Hoover suspected the German refugees of disloyalty to the United States and of political “subversion” mainly because some of them called for a better world after the war. Yet, they were never a hazard to U.S. security--their unconditional enmity toward Nazi Germany made them the most dedicated supporters of America’s war effort. Still, as Stephan shows, the average FBI dossier on a German refugee ran to 100 pages.

The large number of German-Americans in the United States were a different story. There was good reason to fear they might commit sabotage of American war production facilities because many of them were known to be friendly to the Nazi cause and therefore opposed to the war effort. Yet these German Americans never seem to have engaged in hostile acts against the United States. Whether Hoover can be credited with having prevented such acts we do not know. But the German Americans are not Stephan’s subject.
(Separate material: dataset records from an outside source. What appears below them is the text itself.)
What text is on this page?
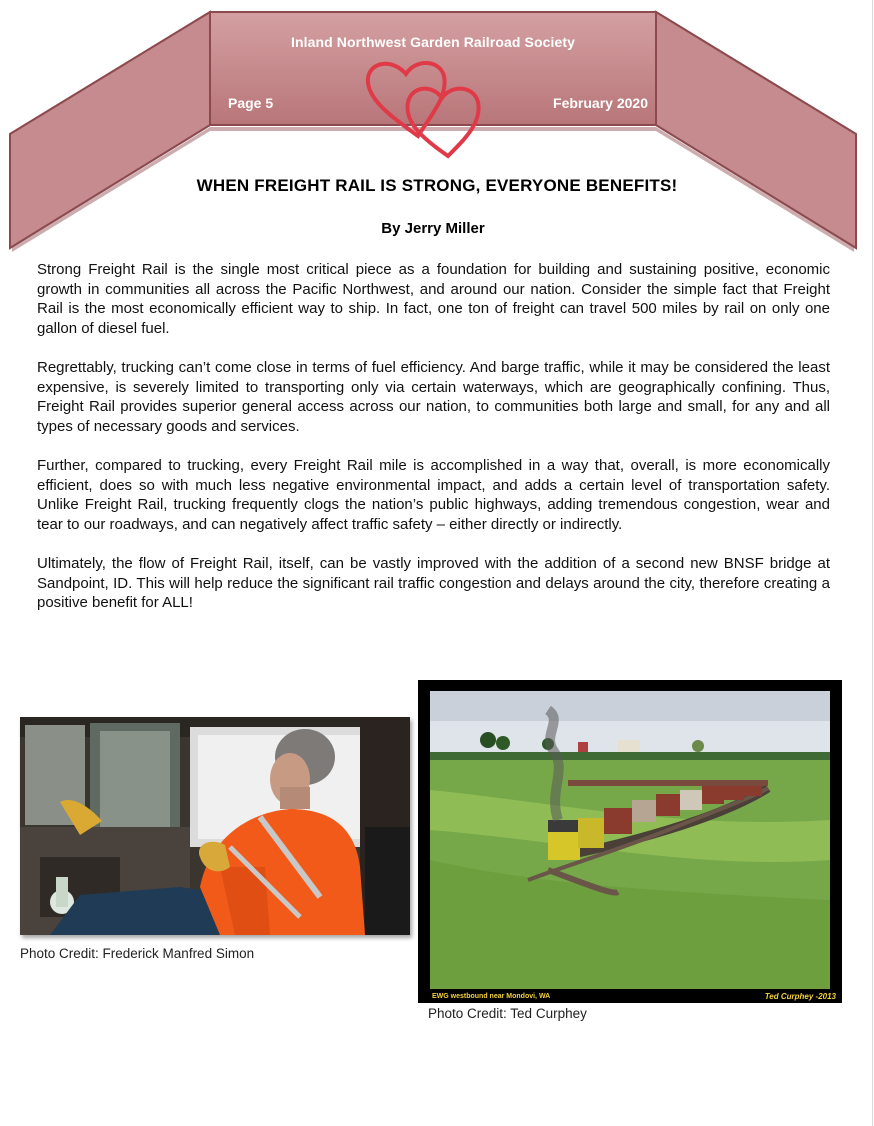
Inland Northwest Garden Railroad Society
Page 5	February 2020
WHEN FREIGHT RAIL IS STRONG, EVERYONE BENEFITS!
By Jerry Miller

Strong Freight Rail is the single most critical piece as a foundation for building and sustaining positive, economic growth in communities all across the Pacific Northwest, and around our nation. Consider the simple fact that Freight Rail is the most economically efficient way to ship. In fact, one ton of freight can travel 500 miles by rail on only one gallon of diesel fuel.

Regrettably, trucking can’t come close in terms of fuel efficiency. And barge traffic, while it may be considered the least expensive, is severely limited to transporting only via certain waterways, which are geographically confining. Thus, Freight Rail provides superior general access across our nation, to communities both large and small, for any and all types of necessary goods and services.

Further, compared to trucking, every Freight Rail mile is accomplished in a way that, overall, is more economically efficient, does so with much less negative environmental impact, and adds a certain level of transportation safety. Unlike Freight Rail, trucking frequently clogs the nation’s public highways, adding tremendous congestion, wear and tear to our roadways, and can negatively affect traffic safety – either directly or indirectly.

Ultimately, the flow of Freight Rail, itself, can be vastly improved with the addition of a second new BNSF bridge at Sandpoint, ID. This will help reduce the significant rail traffic congestion and delays around the city, therefore creating a positive benefit for ALL!

Photo Credit: Frederick Manfred Simon
EWG westbound near Mondovi, WA	Ted Curphey -2013
Photo Credit: Ted Curphey
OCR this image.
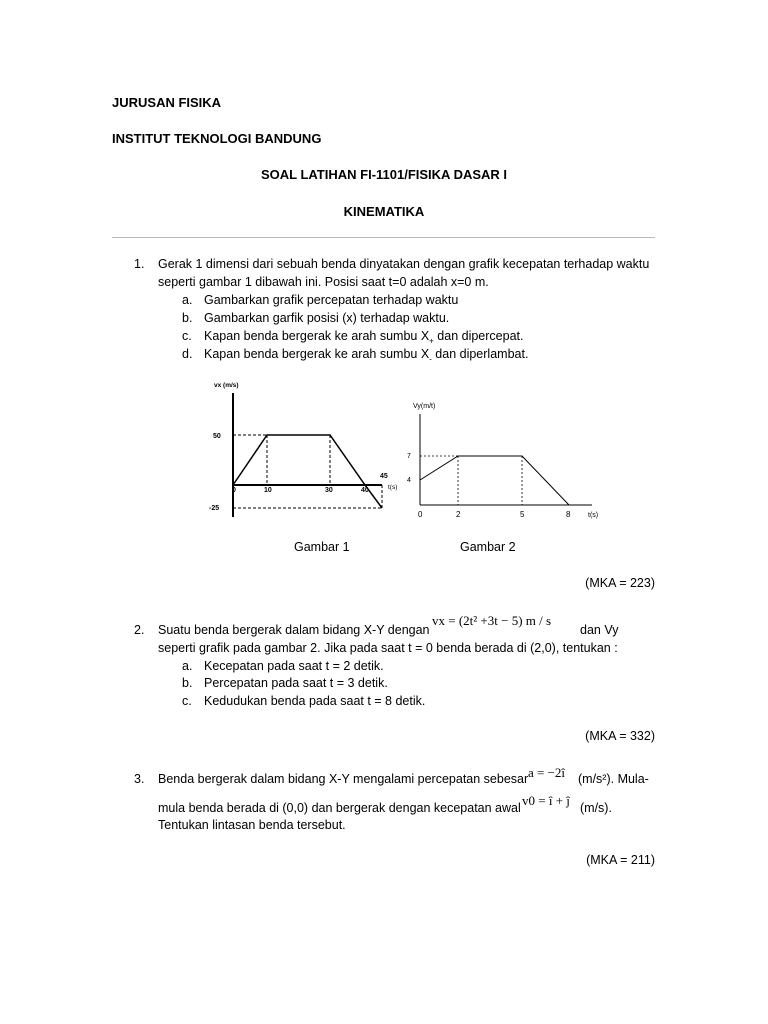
JURUSAN FISIKA
INSTITUT TEKNOLOGI BANDUNG
SOAL LATIHAN FI-1101/FISIKA DASAR I
KINEMATIKA
1.	Gerak 1 dimensi dari sebuah benda dinyatakan dengan grafik kecepatan terhadap waktu
seperti gambar 1 dibawah ini. Posisi saat t=0 adalah x=0 m.
a. Gambarkan grafik percepatan terhadap waktu
b. Gambarkan garfik posisi (x) terhadap waktu.
c. Kapan benda bergerak ke arah sumbu $X_+$ dan dipercepat.
d. Kapan benda bergerak ke arah sumbu $X_-$ dan diperlambat.
vx (m/s)
50
-25
0	10	30	40
45
t(s)
Vy(m/t)
7
4
0	2	5	8	t(s)
Gambar 1	Gambar 2
(MKA = 223)
2.	Suatu benda bergerak dalam bidang X-Y dengan
vx = (2t² +3t − 5) m / s
dan Vy
seperti grafik pada gambar 2. Jika pada saat t = 0 benda berada di (2,0), tentukan :
a. Kecepatan pada saat t = 2 detik.
b. Percepatan pada saat t = 3 detik.
c. Kedudukan benda pada saat t = 8 detik.
(MKA = 332)
3.	Benda bergerak dalam bidang X-Y mengalami percepatan sebesar a = −2î (m/s²). Mula-
mula benda berada di (0,0) dan bergerak dengan kecepatan awal v0 = î + ĵ (m/s).
Tentukan lintasan benda tersebut.
(MKA = 211)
“Isolationist” Americans, i.e. Americans who opposed the American war effort against Germany, including such prominent Americans as Henry Ford and Charles Lindbergh, were a serious problem for the American conduct of the war against Germany because they had considerable antiwar support in the nation. Such isolationists did not commit sabotage of war facilities; their modus operandi was antiwar propaganda. Hoover clearly sided with these (often crypto-fascist) isolationists who accused the German refugees of driving America into the war for their own selfish purposes of revenge against Hitler, and that they were Communists. Hoover suspected them of anti-American activities because they were foreigners (he was a wild xenophobe) and because they were “premature anti-fascists.” Even though these German exiles were America’s staunchest allies against Hitler, Hoover monitored their every move. He also clandestinely collected large amounts of information about them for the purpose of proving they were “Reds.” But he was never able to prove that any of them were disloyal to the United States during the war.

With its 46 pages of notes, 28 reproductions of recently released FBI documents and a bibliography of 243 related books, “Communazis” is an important compendium of one aspect of World War II: the lives (and the illusions) of German literary figures who took refuge in the United States from the most evil curse in human history, only to find themselves monitored incessantly by Hoover, the Inquisitor General of the United States.